1. Jadi lebih cantik
Aku tidak bermaksud untuk menyuruhmu memakai make-up yang tebal agar terlihat lebih cantik. Kamu hanya perlu menjadi cantik secara alami. Misalnya melakukan perawatan, maskeran wajah, dan tentu saja berolahraga. Kamu memang sudah cantik sekarang, tapi perbaiki lah lagi apa yang harus diperbaiki termasuk hatimu. Ku rasa nantinya dia akan kaget dan tentunya menyesal melepaskan bidadari secantik dirimu.
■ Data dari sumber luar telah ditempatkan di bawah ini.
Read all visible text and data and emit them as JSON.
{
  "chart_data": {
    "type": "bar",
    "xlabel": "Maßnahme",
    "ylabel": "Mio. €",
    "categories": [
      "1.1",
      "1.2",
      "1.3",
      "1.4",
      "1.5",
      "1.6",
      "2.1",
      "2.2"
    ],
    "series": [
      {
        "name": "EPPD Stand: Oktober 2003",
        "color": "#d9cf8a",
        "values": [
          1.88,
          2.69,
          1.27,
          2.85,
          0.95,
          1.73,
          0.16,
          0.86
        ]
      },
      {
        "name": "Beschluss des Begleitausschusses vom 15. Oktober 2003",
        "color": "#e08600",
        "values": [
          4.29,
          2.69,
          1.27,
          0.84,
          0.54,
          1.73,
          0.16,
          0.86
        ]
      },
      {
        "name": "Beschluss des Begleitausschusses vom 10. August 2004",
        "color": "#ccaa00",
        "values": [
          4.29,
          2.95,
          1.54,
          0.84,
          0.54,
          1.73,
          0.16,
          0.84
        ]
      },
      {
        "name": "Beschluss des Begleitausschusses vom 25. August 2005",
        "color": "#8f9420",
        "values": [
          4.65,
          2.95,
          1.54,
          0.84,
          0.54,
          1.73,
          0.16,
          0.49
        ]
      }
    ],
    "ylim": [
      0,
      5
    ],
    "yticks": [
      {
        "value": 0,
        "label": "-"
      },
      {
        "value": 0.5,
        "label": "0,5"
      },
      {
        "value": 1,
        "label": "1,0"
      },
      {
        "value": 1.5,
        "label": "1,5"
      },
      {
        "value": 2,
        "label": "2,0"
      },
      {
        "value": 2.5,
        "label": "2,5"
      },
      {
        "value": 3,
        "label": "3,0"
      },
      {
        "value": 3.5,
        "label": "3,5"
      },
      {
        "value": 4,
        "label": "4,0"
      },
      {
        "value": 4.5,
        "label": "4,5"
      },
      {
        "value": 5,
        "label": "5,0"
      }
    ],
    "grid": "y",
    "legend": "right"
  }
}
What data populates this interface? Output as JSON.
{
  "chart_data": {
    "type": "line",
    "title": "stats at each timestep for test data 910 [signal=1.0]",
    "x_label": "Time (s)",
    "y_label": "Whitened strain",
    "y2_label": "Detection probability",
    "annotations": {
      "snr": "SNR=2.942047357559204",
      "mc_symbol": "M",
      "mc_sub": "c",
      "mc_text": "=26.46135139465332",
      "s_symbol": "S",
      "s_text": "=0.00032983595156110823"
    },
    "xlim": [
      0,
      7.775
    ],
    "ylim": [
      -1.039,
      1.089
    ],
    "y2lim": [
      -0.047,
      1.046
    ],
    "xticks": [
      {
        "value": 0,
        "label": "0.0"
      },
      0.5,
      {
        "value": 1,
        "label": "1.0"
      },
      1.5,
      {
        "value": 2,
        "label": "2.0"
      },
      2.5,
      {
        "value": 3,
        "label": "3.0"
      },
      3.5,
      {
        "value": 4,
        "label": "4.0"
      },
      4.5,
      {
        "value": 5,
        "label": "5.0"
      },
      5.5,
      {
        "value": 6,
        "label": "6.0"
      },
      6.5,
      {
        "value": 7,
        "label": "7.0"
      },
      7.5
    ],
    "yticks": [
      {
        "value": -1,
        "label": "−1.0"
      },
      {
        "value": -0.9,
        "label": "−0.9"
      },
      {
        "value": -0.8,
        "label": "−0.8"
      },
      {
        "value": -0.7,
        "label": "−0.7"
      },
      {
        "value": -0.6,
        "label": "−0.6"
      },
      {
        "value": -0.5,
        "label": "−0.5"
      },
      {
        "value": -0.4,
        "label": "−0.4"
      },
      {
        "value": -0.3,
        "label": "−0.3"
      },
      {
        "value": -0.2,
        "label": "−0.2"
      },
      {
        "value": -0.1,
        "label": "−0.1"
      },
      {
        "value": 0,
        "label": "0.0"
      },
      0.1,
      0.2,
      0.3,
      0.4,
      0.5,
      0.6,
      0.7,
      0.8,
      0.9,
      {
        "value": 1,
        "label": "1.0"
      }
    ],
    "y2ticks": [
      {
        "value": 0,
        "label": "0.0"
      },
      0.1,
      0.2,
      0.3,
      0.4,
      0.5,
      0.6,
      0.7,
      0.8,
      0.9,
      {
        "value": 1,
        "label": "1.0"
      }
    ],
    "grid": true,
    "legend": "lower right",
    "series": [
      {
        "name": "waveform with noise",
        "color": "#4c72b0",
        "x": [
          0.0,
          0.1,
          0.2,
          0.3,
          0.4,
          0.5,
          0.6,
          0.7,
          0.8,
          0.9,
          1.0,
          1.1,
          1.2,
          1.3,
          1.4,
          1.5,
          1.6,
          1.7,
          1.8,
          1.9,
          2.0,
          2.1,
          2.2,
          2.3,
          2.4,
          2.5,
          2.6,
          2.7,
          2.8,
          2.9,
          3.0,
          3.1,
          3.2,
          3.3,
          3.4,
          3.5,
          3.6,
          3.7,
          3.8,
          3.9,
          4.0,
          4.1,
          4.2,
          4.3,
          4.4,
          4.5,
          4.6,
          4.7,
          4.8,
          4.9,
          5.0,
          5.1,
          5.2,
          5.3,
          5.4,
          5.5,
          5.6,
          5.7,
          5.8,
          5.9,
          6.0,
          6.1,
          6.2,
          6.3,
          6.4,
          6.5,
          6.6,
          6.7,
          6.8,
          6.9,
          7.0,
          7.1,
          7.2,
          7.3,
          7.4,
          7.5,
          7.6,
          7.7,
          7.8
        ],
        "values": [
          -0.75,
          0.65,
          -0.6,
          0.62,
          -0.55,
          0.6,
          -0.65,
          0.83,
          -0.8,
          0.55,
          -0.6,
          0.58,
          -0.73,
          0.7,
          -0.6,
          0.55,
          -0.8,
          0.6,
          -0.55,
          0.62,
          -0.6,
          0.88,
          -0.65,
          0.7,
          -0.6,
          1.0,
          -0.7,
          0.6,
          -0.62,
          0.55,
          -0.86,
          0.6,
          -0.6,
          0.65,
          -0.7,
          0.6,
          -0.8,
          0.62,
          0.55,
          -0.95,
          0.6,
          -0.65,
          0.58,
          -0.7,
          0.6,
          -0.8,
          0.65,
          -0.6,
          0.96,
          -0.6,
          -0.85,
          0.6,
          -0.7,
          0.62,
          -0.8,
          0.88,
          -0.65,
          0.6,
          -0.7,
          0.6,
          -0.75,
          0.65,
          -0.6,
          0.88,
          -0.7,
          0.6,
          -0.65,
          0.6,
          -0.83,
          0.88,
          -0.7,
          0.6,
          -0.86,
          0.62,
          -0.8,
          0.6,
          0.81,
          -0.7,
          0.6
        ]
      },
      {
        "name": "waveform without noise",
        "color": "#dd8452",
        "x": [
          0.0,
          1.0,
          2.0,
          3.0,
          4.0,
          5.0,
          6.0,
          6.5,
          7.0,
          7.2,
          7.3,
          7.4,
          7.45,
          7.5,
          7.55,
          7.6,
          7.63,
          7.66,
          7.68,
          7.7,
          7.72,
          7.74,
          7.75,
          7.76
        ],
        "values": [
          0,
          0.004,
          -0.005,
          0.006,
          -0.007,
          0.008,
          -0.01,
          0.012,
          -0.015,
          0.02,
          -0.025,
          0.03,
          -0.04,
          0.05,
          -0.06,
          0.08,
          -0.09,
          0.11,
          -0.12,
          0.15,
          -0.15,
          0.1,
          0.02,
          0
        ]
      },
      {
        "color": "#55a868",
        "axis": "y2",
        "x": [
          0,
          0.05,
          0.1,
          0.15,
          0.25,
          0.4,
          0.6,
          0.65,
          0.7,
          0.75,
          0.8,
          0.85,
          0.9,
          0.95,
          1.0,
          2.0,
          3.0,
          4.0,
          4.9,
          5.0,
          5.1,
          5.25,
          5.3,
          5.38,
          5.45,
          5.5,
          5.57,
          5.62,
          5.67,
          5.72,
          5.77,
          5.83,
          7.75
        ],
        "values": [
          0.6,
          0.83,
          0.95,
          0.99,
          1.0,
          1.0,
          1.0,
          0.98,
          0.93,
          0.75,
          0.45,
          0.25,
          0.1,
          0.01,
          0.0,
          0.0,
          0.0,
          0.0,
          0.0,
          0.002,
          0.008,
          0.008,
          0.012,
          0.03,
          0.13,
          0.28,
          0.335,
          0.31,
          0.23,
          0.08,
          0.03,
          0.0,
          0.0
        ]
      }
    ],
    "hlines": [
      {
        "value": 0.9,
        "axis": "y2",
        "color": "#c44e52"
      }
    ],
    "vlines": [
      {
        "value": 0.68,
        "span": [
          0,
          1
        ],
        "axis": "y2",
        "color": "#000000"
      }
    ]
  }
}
2. Berbahagialah, temukan kebahagian baru
“The best revenge of all: being happy; nothing drives people crazier than seeing someone living a good life. – unknown”
Kuberitahu bahwa sumber kebahagiaanmu bukanlah hanya ada pada dirinya saja, kamu bisa mendapatkan kebahagiaan dari manapun. Jadi, jangan takut untuk berbahagia. Kamu bisa pergi ke tempat-tempat baru dan bertemu orang-orang baru. Saranku, saat berkenalan dengan orang baru, tanamkan niat bahwa kamu hanya ingin menyembuhkan diri sendiri dengan bertemu kepala-kepala baru bukan untuk cari pacar baru. Sebab kalau niatnya untuk cari pacar baru, efeknya akan jauh berbeda. Kamu jadi berharap dan cenderung buru-buru untuk jatuh cinta. Tahu kan kalau berharap itu ujung-ujungnya apa? Iya, kecewa. Jangan memaksakan jika memang hatimu masih patah.
3. Berbaik hatilah
Aku tahu sangat sulit luar biasa untuk menjaga bahasa kita agar tetap sopan saat berbicara atau chat dengan mantan, tapi kita harus tetap berusaha. Meskipun jauh di lubuk hatimu paling dalam sudah tidak sudi untuk ngobrol lagi bahkan berbuat baik adalah pilihan terakhir yang mungkin ada di daftar hal yang akan kamu lakukan padanya, bahkan sumpah serapah sudah ingin sekali kamu keluarkan untuknya. Tapi percayalah, bawa kamu justru mengangkat dirimu sendiri dengan tetap berperilaku baik kepada orang yang tidak pantas menerima kebaikan darimu. Tunjukkan bahwa dia telah salah melepasmu. Kalau kamu sudah terlalu muak untuk berpura-pura sopan di hadapannya, Tidak apa-apa. Hal lain yang bisa kamu lakukan adalah tidak menjelek-jelekkannya. Meskipun kamu tahu dimatamu dia begitu amat jelek sekarang. Tapi, biarkan dia hidup bebas menjadi orang yang terlihat baik. Kau tak perlu mengumbar keburukan yang dia lakukan.
Karena bagaimanapun, mantanmu itu pernah menjadi pilihanmu. Sejelek-jeleknya dia, adalah sejelek-jeleknya pilihanmu juga. Keep it private and just let it go. Maksudku, tak ada orang yang sempurna bahkan kamu sendiri pun ada jeleknya, bukankah dulu kau pernah bahagia karenanya? Jika tidak bisa bebaik dengannya setidaknya jangan mencoreng namanya.
4. Terima dia kembali
Eitsssss jangan salah paham, jangan berpikir menerima dia kembali adalah dengan menerima dia menjadi pacarmu lagi. Tentu saja tidak, kamu hanya perlu bersikap biasa padanya. Jika bertemu sapalah ia seolah tidak terjadi apa-apa sebelumnya meski kamu begitu susah payah menyembuhkan luka. Lupakan luka yang menyakitkan itu. lihat matanya dan tersenyumlah jangan takut. Tunjukan padanya bahwa kamu sudah baik-baik saja sekarang. Terima dia menjadi temanmu lagi, aku yakin dia akan menyesal karena luka yang ia torehkan dulu sekarang sudah sembuh dan kamu bisa berdiri gagah menghadapnya tanpa rasa sakit lagi.